Living with and talking about dementia. I agree that we need to talk about the problems associated with dementia and living with dementia for support persons and people with dementia. We need to discuss them in order to educate and inform. We also need to be sensitive to others circumstances. I have worked long and hard (and to continue to do so)to provide information and support for people living with dementia especially LBD. However, when my father died after a long battle with this disease,the last thing I would have wanted when I was out in a social situation was to hear someone discussing persons with dementia. The wound was too raw at that point. I also recognise that there have been times where in my desire to spread the word I have overstepped the mark. This occurred simply because I did not consider the feelings of others, I did not practice compassion. To override the sensibilities of others is not a good tactic – we cannot know how another person is feeling, what they have experienced.
Additionally, I saw a poster online, one used at an information session that talked about “phasing out all institutionalised care”. I have not seen the presentation and as such, I have not had the poster defined within the context of the speaker’s notes; I have seen it only as a stand-alone comment on Facebook. As have many others. What exactly does this statement mean?
Is this a discussion about community care v’s institutionalised care?
“Community care is about how the community looks after its members. What skills and resources does a community have?
Community care is …
Informal, where there are no rigid guidelines or principles that define the service. Is not bound by government policy or practice.
Spontaneous, where the service is temporary in fulfilling a specific need at a particular time and in a particular setting.
Relies on community members to provide the service.
About the members supporting each other.
A value in being a part of the community.
Having something to contribute to the community.
The amount of support provided is directly related to the existing skills and resources of the community.
Where a person has no existing communities (living, recreational, education or employment), that person will be disadvantaged in not being able to fulfill his/her needs.
Where is the line drawn between community care and institutional care?:
I feel that community care is about ordinary community members getting together as a group to provide for the needs of others in their community.
Institutional care is more organised around a specialised service that provides specalised skills and resources that are not available in the wider community, to a group, whose needs can not be fulfilled within the wider community.
When providing the most appropriate care for people with high support needs …
1) The community is not where the person is living, but where the person participates, shares experiences and has valued relationships with others.
2) People with high support needs will always need support structures as a part of their lives.
3) The amount of participation in a community (living, education, employment or recreation) is directly related to the skills and resources of the person, and, the skills and resources of the community that the person wishes to participate in.
4) Institutions are going to be around in one form or another whether we like it or not, It is the way that they are used that is the problem.
5) The institutions of a society towards a particular group determine the way the group participates in society.
6) The institutions of a particular government department, organisation, profession or service define the way the person is supported within that society.
7) Facilities that support people with high support needs do not need to be the nursing homes or prisons but can become warm inviting community places that offer a range of services to the community, as well as be a part of the wider community within that society.
8) People with high support needs are a minority group in our society, and will have the same problems as other minority groups in being a part of society.”
There will always be situations where PWD cannot be cared for at home.

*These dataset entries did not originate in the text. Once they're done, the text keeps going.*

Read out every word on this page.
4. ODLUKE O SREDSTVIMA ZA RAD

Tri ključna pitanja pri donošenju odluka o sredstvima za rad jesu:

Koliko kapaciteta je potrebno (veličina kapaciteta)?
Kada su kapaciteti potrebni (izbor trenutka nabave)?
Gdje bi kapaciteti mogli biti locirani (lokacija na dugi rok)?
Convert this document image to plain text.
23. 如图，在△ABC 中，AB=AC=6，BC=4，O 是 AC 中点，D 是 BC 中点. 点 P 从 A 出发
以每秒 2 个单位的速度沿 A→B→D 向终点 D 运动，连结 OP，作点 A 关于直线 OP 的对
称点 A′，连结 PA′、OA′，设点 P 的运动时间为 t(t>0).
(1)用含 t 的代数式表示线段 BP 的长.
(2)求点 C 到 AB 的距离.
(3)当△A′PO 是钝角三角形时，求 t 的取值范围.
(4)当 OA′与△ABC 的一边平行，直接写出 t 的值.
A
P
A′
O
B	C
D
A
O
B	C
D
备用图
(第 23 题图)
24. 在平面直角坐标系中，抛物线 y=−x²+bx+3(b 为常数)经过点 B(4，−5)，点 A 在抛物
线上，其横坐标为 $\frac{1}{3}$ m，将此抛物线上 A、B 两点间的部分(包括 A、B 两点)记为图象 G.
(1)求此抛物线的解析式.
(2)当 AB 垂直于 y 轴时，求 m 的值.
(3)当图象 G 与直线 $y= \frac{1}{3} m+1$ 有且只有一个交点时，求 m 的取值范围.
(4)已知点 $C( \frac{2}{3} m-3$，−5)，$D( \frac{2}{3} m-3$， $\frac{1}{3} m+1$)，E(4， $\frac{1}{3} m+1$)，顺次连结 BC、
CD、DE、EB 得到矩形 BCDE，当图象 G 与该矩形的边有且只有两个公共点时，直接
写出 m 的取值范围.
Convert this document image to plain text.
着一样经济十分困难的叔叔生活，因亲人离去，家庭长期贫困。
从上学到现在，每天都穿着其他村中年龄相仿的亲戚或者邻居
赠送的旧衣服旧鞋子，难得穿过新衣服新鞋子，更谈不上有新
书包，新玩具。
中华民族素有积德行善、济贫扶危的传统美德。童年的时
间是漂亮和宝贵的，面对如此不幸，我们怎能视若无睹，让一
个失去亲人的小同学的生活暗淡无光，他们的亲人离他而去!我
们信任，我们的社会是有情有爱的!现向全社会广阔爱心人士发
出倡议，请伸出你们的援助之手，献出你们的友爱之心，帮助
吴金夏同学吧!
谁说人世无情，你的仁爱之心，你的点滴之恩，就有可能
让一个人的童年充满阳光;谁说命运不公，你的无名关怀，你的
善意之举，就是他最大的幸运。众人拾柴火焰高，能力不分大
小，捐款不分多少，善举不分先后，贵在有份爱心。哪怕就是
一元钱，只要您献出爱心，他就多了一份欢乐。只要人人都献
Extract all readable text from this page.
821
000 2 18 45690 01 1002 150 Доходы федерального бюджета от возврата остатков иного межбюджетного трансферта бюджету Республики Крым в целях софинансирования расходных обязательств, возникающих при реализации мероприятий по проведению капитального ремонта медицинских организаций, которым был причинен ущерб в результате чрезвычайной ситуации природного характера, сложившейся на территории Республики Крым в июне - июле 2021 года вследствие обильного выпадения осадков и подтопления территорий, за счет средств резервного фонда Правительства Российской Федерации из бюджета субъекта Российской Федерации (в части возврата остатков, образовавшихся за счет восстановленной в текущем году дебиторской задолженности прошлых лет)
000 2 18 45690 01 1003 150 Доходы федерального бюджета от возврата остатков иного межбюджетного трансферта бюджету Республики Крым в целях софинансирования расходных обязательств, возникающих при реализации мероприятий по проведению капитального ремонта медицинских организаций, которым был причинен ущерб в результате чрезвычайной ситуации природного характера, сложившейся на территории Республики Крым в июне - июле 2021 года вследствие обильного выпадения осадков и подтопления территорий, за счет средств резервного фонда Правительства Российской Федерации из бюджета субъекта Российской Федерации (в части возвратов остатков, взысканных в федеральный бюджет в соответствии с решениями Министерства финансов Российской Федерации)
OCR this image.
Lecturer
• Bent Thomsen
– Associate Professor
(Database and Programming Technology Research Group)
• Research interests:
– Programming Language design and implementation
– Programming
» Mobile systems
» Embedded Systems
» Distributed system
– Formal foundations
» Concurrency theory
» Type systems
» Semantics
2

The care support person may be ill, old, cannot cope, or have no additional support, or be the person providing financial support. The person with dementia may be unable to undertake their day to day living tasks without assistance or supervision. They may require lifting, turning. They may be violent at times. It may be difficult to keep that person safe, even after turning your home into a fortress. They sometimes show paranoid behaviour and suffer from delusions.
PLEASE do not make people who make the decision to place their loved ones in supported accommodation, including lockdown units, feel shame or guilt over this action. Sometimes there is no other recourse.
While I applaud the actions those who continue to strive to make the world a better place for those living with dementia, do not forget the family and loved ones who are also impacted. We need more resources, more funding for research, early diagnosis, better medication regimes, better training and understanding by medical staff, none of this is in dispute.
We also need to recognise this is a disease with over 280 complex variants. A disease, which in its final stages sometimes cannot be managed without medical intervention and often placement in a facility.
There will always be those who walk away from one who has a terminal illness, because they are weak, or can not face their own mortality, or because they cannot forgive how that person has treated them throughout their lifetime. However, the majority of care support persons, put their lives on hold, suffer financial, personal, emotional and physical hardships in caring for a loved one.
There is a saying when dealing with this illness, “you meet one person with dementia, you have met one person with dementia, no two cases will follow the same path.”
There is no easy answer, no one size fits all in this equation.